In today's difficult economic climate, many people are struggling under the weight of a massive amount of credit card debt. Dealing with this debt can sometimes seem impossible, especially once collections agencies begin to call. Understanding the procedures these agencies are bound to can help you to better navigate through the collections process.
The first thing a collections agency seeking to collect on credit card debt will attempt to do is get in contact with you. The agency initially will try to send a letter to your physical mailing address on file. If the bill collector fails to get in contact with you that way, it call the phone numbers you have listed. If you are not responding to phone calls, it will likely try to get in contact with you by calling your references and work numbers. It might also try to reach any family members for which they have numbers. The collector are restricted on where and when they can contact you, though. For example, the collector cannot continue to call your place of employment if it has been informed that your employer disapproves. Its calls to you are also limited to between 8 a.m. and 9 p.m.

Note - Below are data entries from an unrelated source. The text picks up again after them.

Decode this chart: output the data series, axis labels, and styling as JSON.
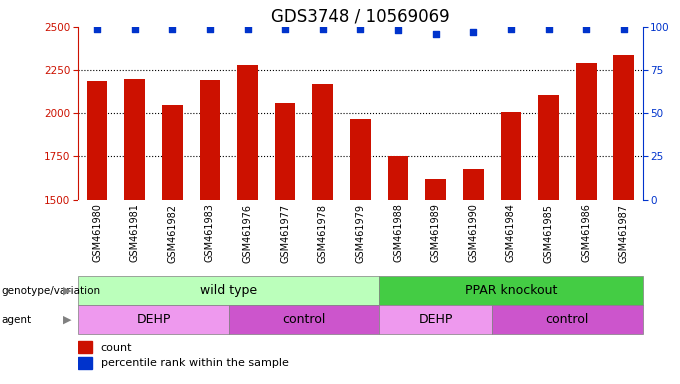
{
  "title": "GDS3748 / 10569069",
  "samples": [
    "GSM461980",
    "GSM461981",
    "GSM461982",
    "GSM461983",
    "GSM461976",
    "GSM461977",
    "GSM461978",
    "GSM461979",
    "GSM461988",
    "GSM461989",
    "GSM461990",
    "GSM461984",
    "GSM461985",
    "GSM461986",
    "GSM461987"
  ],
  "counts": [
    2185,
    2200,
    2050,
    2190,
    2280,
    2060,
    2170,
    1965,
    1755,
    1620,
    1680,
    2010,
    2105,
    2290,
    2340
  ],
  "percentile_ranks": [
    99,
    99,
    99,
    99,
    99,
    99,
    99,
    99,
    98,
    96,
    97,
    99,
    99,
    99,
    99
  ],
  "ylim_left": [
    1500,
    2500
  ],
  "ylim_right": [
    0,
    100
  ],
  "yticks_left": [
    1500,
    1750,
    2000,
    2250,
    2500
  ],
  "yticks_right": [
    0,
    25,
    50,
    75,
    100
  ],
  "bar_color": "#cc1100",
  "dot_color": "#0033cc",
  "bar_width": 0.55,
  "genotype_groups": [
    {
      "label": "wild type",
      "start": 0,
      "end": 7,
      "color": "#bbffbb"
    },
    {
      "label": "PPAR knockout",
      "start": 8,
      "end": 14,
      "color": "#44cc44"
    }
  ],
  "agent_groups": [
    {
      "label": "DEHP",
      "start": 0,
      "end": 3,
      "color": "#ee99ee"
    },
    {
      "label": "control",
      "start": 4,
      "end": 7,
      "color": "#cc55cc"
    },
    {
      "label": "DEHP",
      "start": 8,
      "end": 10,
      "color": "#ee99ee"
    },
    {
      "label": "control",
      "start": 11,
      "end": 14,
      "color": "#cc55cc"
    }
  ],
  "title_fontsize": 12,
  "tick_fontsize": 7.5,
  "label_fontsize": 9,
  "sample_label_fontsize": 7
}
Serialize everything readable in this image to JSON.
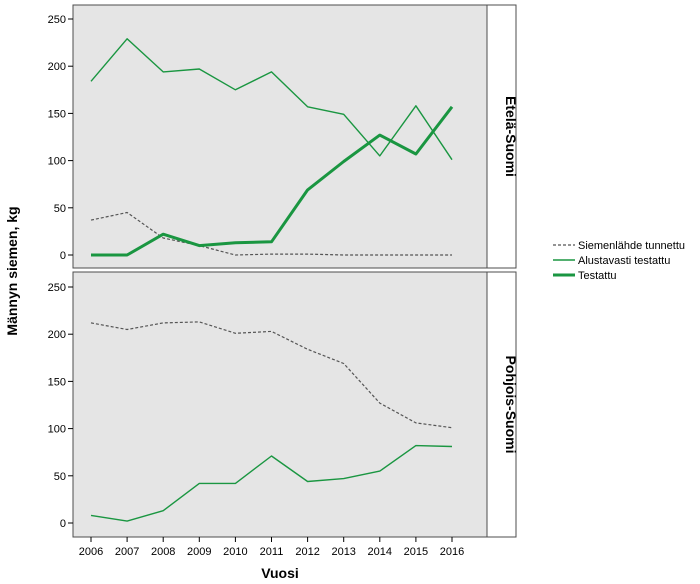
{
  "chart_data": {
    "type": "line",
    "xlabel": "Vuosi",
    "ylabel": "Männyn siemen, kg",
    "x": [
      2006,
      2007,
      2008,
      2009,
      2010,
      2011,
      2012,
      2013,
      2014,
      2015,
      2016
    ],
    "ylim": [
      0,
      250
    ],
    "yticks": [
      0,
      50,
      100,
      150,
      200,
      250
    ],
    "legend_position": "right",
    "grid": false,
    "legend": [
      {
        "name": "Siemenlähde tunnettu",
        "color": "#555555",
        "style": "dashed"
      },
      {
        "name": "Alustavasti testattu",
        "color": "#1a9641",
        "style": "solid-thin"
      },
      {
        "name": "Testattu",
        "color": "#1a9641",
        "style": "solid-thick"
      }
    ],
    "panels": [
      {
        "label": "Etelä-Suomi",
        "series": [
          {
            "name": "Siemenlähde tunnettu",
            "values": [
              37,
              45,
              18,
              10,
              0,
              1,
              1,
              0,
              0,
              0,
              0
            ]
          },
          {
            "name": "Alustavasti testattu",
            "values": [
              184,
              229,
              194,
              197,
              175,
              194,
              157,
              149,
              105,
              158,
              101
            ]
          },
          {
            "name": "Testattu",
            "values": [
              0,
              0,
              22,
              10,
              13,
              14,
              69,
              99,
              127,
              107,
              157
            ]
          }
        ]
      },
      {
        "label": "Pohjois-Suomi",
        "series": [
          {
            "name": "Siemenlähde tunnettu",
            "values": [
              212,
              205,
              212,
              213,
              201,
              203,
              184,
              169,
              127,
              106,
              101
            ]
          },
          {
            "name": "Alustavasti testattu",
            "values": [
              8,
              2,
              13,
              42,
              42,
              71,
              44,
              47,
              55,
              82,
              81
            ]
          }
        ]
      }
    ]
  }
}
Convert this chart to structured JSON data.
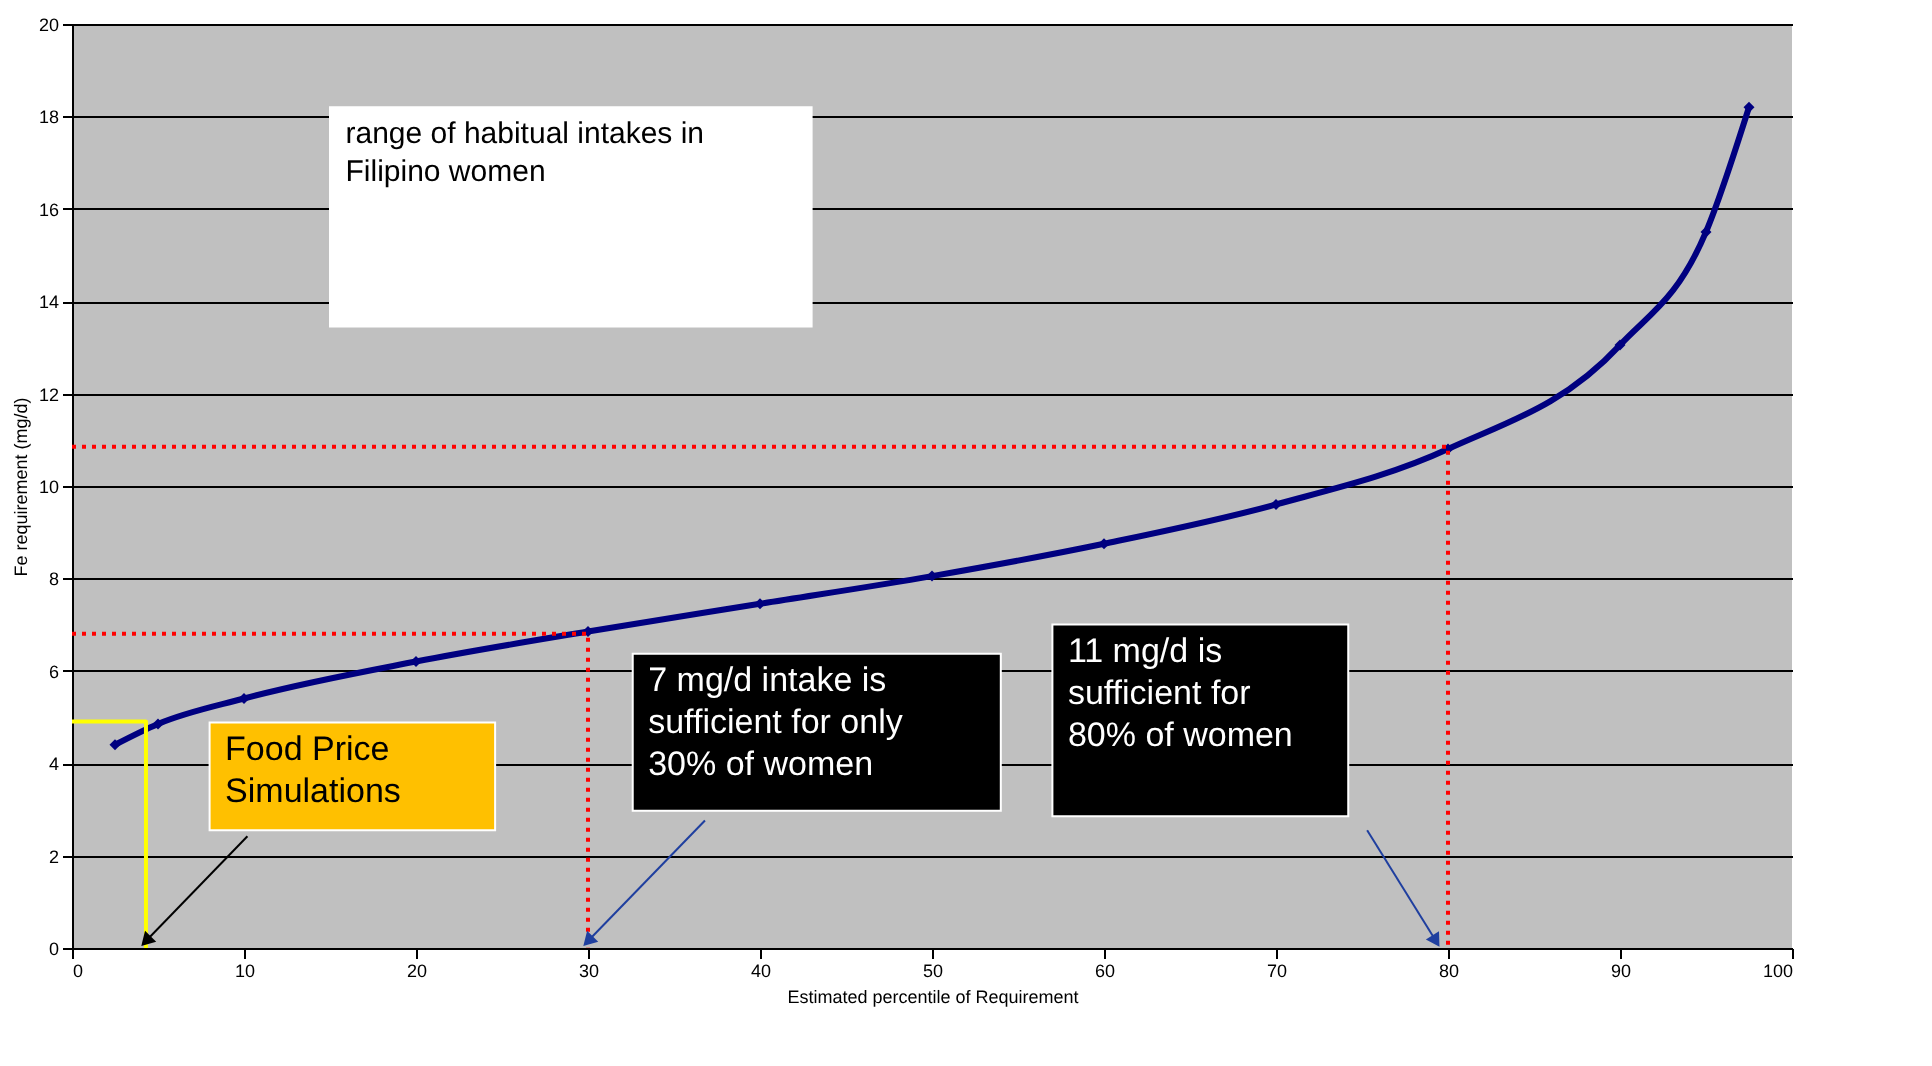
{
  "chart_data": {
    "type": "line",
    "xlabel": "Estimated percentile of Requirement",
    "ylabel": "Fe requirement (mg/d)",
    "xlim": [
      0,
      100
    ],
    "xticks": [
      0,
      10,
      20,
      30,
      40,
      50,
      60,
      70,
      80,
      90,
      100
    ],
    "ylim": [
      0,
      20
    ],
    "yticks": [
      0,
      2,
      4,
      6,
      8,
      10,
      12,
      14,
      16,
      18,
      20
    ],
    "grid": "y",
    "series": [
      {
        "color": "#000080",
        "marker": "diamond",
        "line_style": "solid",
        "x": [
          2.5,
          5,
          10,
          20,
          30,
          40,
          50,
          60,
          70,
          80,
          90,
          95,
          97.5
        ],
        "values": [
          4.4,
          4.85,
          5.4,
          6.2,
          6.85,
          7.45,
          8.05,
          8.75,
          9.6,
          10.8,
          13.05,
          15.5,
          18.2
        ]
      },
      {
        "color": "#ff0000",
        "marker": "none",
        "line_style": "dotted",
        "x": [
          0,
          30,
          30
        ],
        "values": [
          6.8,
          6.8,
          0
        ]
      },
      {
        "color": "#ff0000",
        "marker": "none",
        "line_style": "dotted",
        "x": [
          0,
          80,
          80
        ],
        "values": [
          10.85,
          10.85,
          0
        ]
      },
      {
        "color": "#ffff00",
        "marker": "none",
        "line_style": "solid",
        "x": [
          0,
          4.3,
          4.3
        ],
        "values": [
          4.9,
          4.9,
          0
        ]
      }
    ],
    "annotations": [
      "range of habitual intakes in Filipino women",
      {
        "text": "Food Price Simulations",
        "x": 4.3,
        "y": 0
      },
      {
        "text": "7 mg/d intake is sufficient for only 30% of women",
        "x": 30,
        "y": 0
      },
      "11 mg/d is sufficient for 80% of women"
    ]
  }
}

Collections agencies are also restricted on the rhetorical tactics they may use to collect a debt. According to the Federal Trade Commission, collections agencies may not, "harass, oppress, or abuse you... [or] lie when collecting debts, such as falsely implying that you have committed a crime." In addition, the agencies must identify themselves and their purpose when on the phone. If you ask in writing for them to stop contacting you, they must oblige. Privacy restrictions also forbid them to convey information about your account to anyone you have not authorized to receive the information.
If you are being contacted by a collections agency for credit card debt, there may be several avenues you can explore. One option is to simply pay off the debt immediately and try to rebuild your credit. Most of the time, if the debt has already gone to collections, this is not an option. Many collections agencies can set you up on a payment plan that will be easier for you to deliver on. In some cases, the collections agencies will negotiate a lower balance to repay, helping to bring down the amount that you need to repay.
However, one important thing to keep in mind is that the collections process will stay on your credit report for seven years from the date it was reported to the credit bureau, or in cases of civil court judgments, from the date of judgment, so you should not pay the debt back until you can afford to do so. Check your state laws to find out if any other regulations may apply, as these can vary from state to state.
With this in mind, it is important to keep a close eye on your credit report. If different collections agencies deal with your credit debt, every time a new agency purchases this debt, they will report to the credit bureau. One issue of credit card debt delinquency could end up reported several times. Usually you can dispute this with the credit bureau and attempt to have all the reporting with the exception of the initial report removed.